Other than sheer loudness, would you say “Big Bottom” is your greatest legacy?

My epitaph may very well be those notes. But not written down as dots and lines—maybe there would be a little chip that would play it as soon as you come near my headstone, so it’s not wasted on an empty graveyard.

Do you have any advice for readers of this magazine who also happen to be ageing rock gods?

One, renew your subscription early. Because you never know. Two, take care of your body, and your body will take care of you. You can do yoga, or you can just hang from rings—I’ve seen that done. The body is not a temple, but it is a machine, and like any other machine, sometimes it needs an oil change.




Derek Smalls, Smalls Change (Meditations Upon Ageing) [2018, Twanky/BMG], It’s a Smalls World [1975, Nonesuch Record]; Spinal Tap, This Is Spinal Tap [1984, Polydor], Break Like the Wind [1992, MCA], Back From the Dead [2009, Spuzzle]


Bass Schecter 5-strings
Rig Croatia Audio Skjptrjc 58000 head & Czelcznc 7x10 cabinets
Strings Ernie Ball Super Slinky (.045–.100)


By Chris Jisi

Michael League (L) and Derek throw down

Michael League (L) and Derek throw down

As one might expect, Snarky Puppy bassist/bandleader Michael League was “quite chuffed” to be a part of Derek Smalls’ solo album Smalls Change. League first met Smalls on a 2016 Paul Allen cruise featuring the brightest (and loudest) from the fields of entertainment and science, for which Snarky Puppy was the house band. Smalls next sat in for an encore of Spinal Tap’s “Big Bottom” at a Puppy show in New Orleans. Offers League, “After that, Derek contacted me and said, ‘Hey mate, I’m making this record, and I want you to do a bass duet with me.’ And I immediately thought, This is the most important project I’ve ever done! My whole life as a musician has led up to me doing a bass duet with Derek Smalls!”

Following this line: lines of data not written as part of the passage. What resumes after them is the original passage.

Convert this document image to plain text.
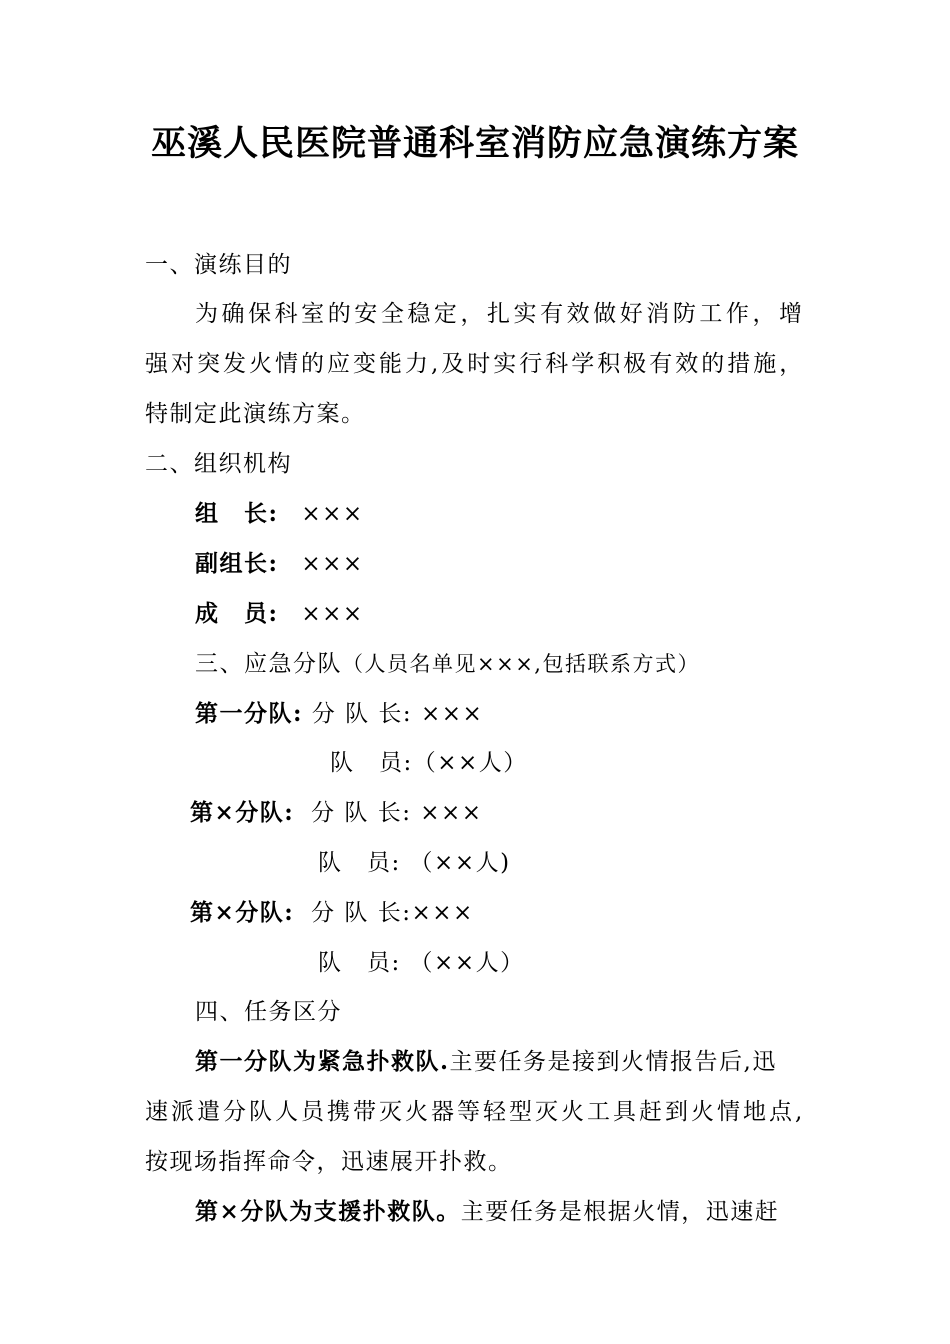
巫溪人民医院普通科室消防应急演练方案
一、演练目的
为确保科室的安全稳定，扎实有效做好消防工作，增
强对突发火情的应变能力,及时实行科学积极有效的措施，
特制定此演练方案。
二、组织机构
组　长: ×××
副组长: ×××
成　员: ×××
三、应急分队（人员名单见×××,包括联系方式）
第一分队: 分 队 长: ×××
队　员:（××人）
第×分队: 分 队 长: ×××
队　员: （××人)
第×分队: 分 队 长:×××
队　员: （××人）
四、任务区分
第一分队为紧急扑救队.主要任务是接到火情报告后,迅
速派遣分队人员携带灭火器等轻型灭火工具赶到火情地点,
按现场指挥命令，迅速展开扑救。
第×分队为支援扑救队。主要任务是根据火情，迅速赶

The plucky pairing opens the album’s final track, “When Men Did Rock,” for which League played his Fodera Monarch strung as a tenor bass (ADGC), recorded direct through a Jule Monique preamp/DI. Although they recorded their parts separately, the spirit of good-natured one-upmanship is clearly in place. Example 1 shows the track’s first 16 bars. The passage is rubato, so we’ve added the implied bar lines, meters, and chord changes. Additionally, League’s parts are written and tabbed for standard 4-string, generally an octave down from where he played, unless noted.

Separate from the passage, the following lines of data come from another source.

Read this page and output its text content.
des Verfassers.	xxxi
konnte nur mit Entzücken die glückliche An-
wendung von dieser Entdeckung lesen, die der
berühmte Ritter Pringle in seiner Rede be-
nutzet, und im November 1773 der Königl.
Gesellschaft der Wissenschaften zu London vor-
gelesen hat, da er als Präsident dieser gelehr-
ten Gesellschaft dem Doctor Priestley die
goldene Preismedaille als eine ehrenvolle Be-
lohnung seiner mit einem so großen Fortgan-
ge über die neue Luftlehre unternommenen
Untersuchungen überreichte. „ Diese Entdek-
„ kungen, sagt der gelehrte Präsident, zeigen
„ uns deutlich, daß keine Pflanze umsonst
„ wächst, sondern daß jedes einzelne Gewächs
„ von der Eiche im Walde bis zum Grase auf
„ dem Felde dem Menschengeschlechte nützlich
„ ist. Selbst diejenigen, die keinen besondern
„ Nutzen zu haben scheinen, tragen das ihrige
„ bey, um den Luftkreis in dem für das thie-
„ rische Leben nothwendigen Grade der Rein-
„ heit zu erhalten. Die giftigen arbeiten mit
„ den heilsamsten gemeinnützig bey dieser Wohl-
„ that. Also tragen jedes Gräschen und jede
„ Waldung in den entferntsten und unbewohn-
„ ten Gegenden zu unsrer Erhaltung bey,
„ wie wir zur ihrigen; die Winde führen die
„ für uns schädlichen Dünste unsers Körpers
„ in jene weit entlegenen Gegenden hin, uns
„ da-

Smalls starts the exchange by quoting a theme from Nikolai Rimsky-Korsakov’s 1888 symphonic suite Scheherazade, Opus 35, in bars 1 and 2, ending with an edgy trill and slide-off. League answers with ornamental arpeggios, coloring the E minor harmony with an F Lydian flavor in bar 4 and a V-chord cadenza utilizing the B half-step/whole-step diminshed scale in bar 5. Listen for how he dramatically increases and decreases the tempo of his phrases. Smalls replies in bar 7 with similarly paced arpeggios of his own, before restating his Scheherazade quote an octave higher. League closes matters in bar 12 with reverse arpeggios that culminate in an A chord (plucked via thumb, index, and middle finger, low-to-high). He then climbs an F7 chord two notes at a time and arrives at an E7 chord, which is meant to serve as the V chord setting up the track’s main key of A minor (at 1:44). In one final flourish, he descends via alternating E and Bb triads in bar 15, ending on an E power chord.